Устроившись на теплом сидении «Старуха N2» вздохнула: «Ничего не попишешь…» Она ехала. Она все-таки ехала. «Старуха N1» ждет ее сегодня не зря.
ПРАВАЯ НОГА БИРЮКОВА
Бирюков был обычным почтальоном. Днем шастал по подъездам, разбрасывая по ящикам жильцов письма, открытки, газеты, извещения. Вечером, отужинав, усаживался у телевизора отдыхать. В первую очередь ногами. Укладывал их на специальный пуфик, доставшийся по наследству от отца — также почтальона. Приговаривал:
— Кормилицы вы мои, кормилицы…
До пенсии ему еще было далеко и потому берег Бирюков свои ноги. Тщательно подбирал обувь — чистой кожи, удобную, чтоб сидела на ноге как влитая, нигде не натирала. Исправно каждый день менял носки. И левой своей, и правой делал перед сном ванночки с ромашкой, а то и с лавандой. Чесал им пятки. И засыпал всегда и радостно, и покойно.
И просыпался бодрым, почти счастливым. Хватал двухпудовую гирю. Вдоволь намахавшись ею, умывался, завтракал и еще раз оглядывал перед выходом свои ноги:
— Кормилицы…
Хотя Бирюков всегда говорил о ногах во множественном числе и вроде бы одинаково ухаживал за обеими ногами, он лукавил. Правая у него все же была в определенном фаворе. Так уж получилось, что на протяжении всей жизни в самые ответственные моменты решающие движения делала именно она. Может просто от рождения была сильней левой, а может так уж ей сама природа предписала: если что — выступать первой.
Бирюков еще в школе подметил, что как бы он ни разбегался для прыжка хоть в длину, хоть в высоту, отталкиваться будет непременно правой. Пробовал он толкаться левой, но тогда даже и до девчоночьих результатов не дотягивал. И падал по приземлению, как пьяный воробей, заваливался. Физрук орал:
— Правой толкайся, Бирюков, правой. Она у тебя толчковая…
И в футболе все свои красавцы-голы забивал Бирюков правой. А если и бил иногда левой, то мяч, коряво подпрыгивая, непременно укатывался в аут. Но никто из пацанов его в таких случаях не ругал. Все понимающе говорили:
— На левую у человека мяч лег. Бывает…
В обычной ходьбе по работе или в магазин правая была нога, как нога, а вот эта левая постоянно что-то откаблучивала: то подворачивалась на ровном месте, то на бордюр пальцами налетала. И хромал тогда Бирюков, всем весом наваливался на правую. И она родимая не выпендривалась — выносила его тело, хоть двести метров надо было шкандыбать до дома, хоть полторы тыщи.
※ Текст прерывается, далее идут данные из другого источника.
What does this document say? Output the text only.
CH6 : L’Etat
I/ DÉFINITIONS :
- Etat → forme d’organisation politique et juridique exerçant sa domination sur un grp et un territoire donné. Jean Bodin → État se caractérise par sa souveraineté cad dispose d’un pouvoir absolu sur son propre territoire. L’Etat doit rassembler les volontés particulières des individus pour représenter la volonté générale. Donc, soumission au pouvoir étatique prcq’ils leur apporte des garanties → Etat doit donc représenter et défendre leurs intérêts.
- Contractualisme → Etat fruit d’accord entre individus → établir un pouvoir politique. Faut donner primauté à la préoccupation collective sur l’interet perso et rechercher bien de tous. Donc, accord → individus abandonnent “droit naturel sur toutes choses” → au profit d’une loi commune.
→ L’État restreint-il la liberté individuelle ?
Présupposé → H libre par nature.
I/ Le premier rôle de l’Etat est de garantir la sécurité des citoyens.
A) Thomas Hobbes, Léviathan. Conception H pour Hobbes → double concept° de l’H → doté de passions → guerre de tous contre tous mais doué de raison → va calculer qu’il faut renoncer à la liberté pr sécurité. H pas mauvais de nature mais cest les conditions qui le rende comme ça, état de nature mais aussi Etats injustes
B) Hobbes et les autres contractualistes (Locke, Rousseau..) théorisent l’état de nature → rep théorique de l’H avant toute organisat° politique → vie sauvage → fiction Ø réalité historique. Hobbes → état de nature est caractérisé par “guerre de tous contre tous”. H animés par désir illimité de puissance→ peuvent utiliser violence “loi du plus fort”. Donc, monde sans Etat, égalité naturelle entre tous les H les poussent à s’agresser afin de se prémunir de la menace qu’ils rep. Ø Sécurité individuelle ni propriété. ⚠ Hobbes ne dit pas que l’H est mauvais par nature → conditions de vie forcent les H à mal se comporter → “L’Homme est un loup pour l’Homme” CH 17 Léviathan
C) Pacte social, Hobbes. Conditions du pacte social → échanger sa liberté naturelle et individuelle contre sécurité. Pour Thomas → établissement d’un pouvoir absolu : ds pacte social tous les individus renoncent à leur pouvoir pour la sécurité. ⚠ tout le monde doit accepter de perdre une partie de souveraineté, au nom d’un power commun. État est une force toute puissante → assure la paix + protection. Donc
Уверен был Бирюков: случись ему через пропасть на Тибете прыгать или ударить особо опасного преступника в пах — правая не подведет. А левой доверия нет. Положись он на нее и не долетит до другого края пропасти — рухнет вниз. И хихикнет опасный преступник, вынимая из-за пазухи огромный нож…
Вздыхал Бирюков при таких раздумьях и поглаживал обе свои ноги. Но правую все же — поласковее. Кроме силы, надежности, ценил он в ней еще одно качество. Все и всегда у него шло как по маслу, если вставал он с правой ноги. Спустит ее утром с кровати на мягкий коврик первой, значит, в этот день начальство на него не накричит, никакой дорогой подписной журнал не пропадет и экспедиторша Дуся обязательно вздохнет своей полной грудью, напоит его чаем с вишневым вареньем. А погода установится разгуляй — солнце, чистое небо, мягкий, вышибающий блаженную слезу ветерок. И он будет ходить из дома в дом, из подъезда в подъезд, опускать почту в ящики и думать, какой Бирюков полезный человек — связывает жильцов со всем светом: с родственниками в Гваделупе и Антанариву, с военкоматом и налоговой инспекцией, со службами знакомств и клубами анонимных алкоголиков.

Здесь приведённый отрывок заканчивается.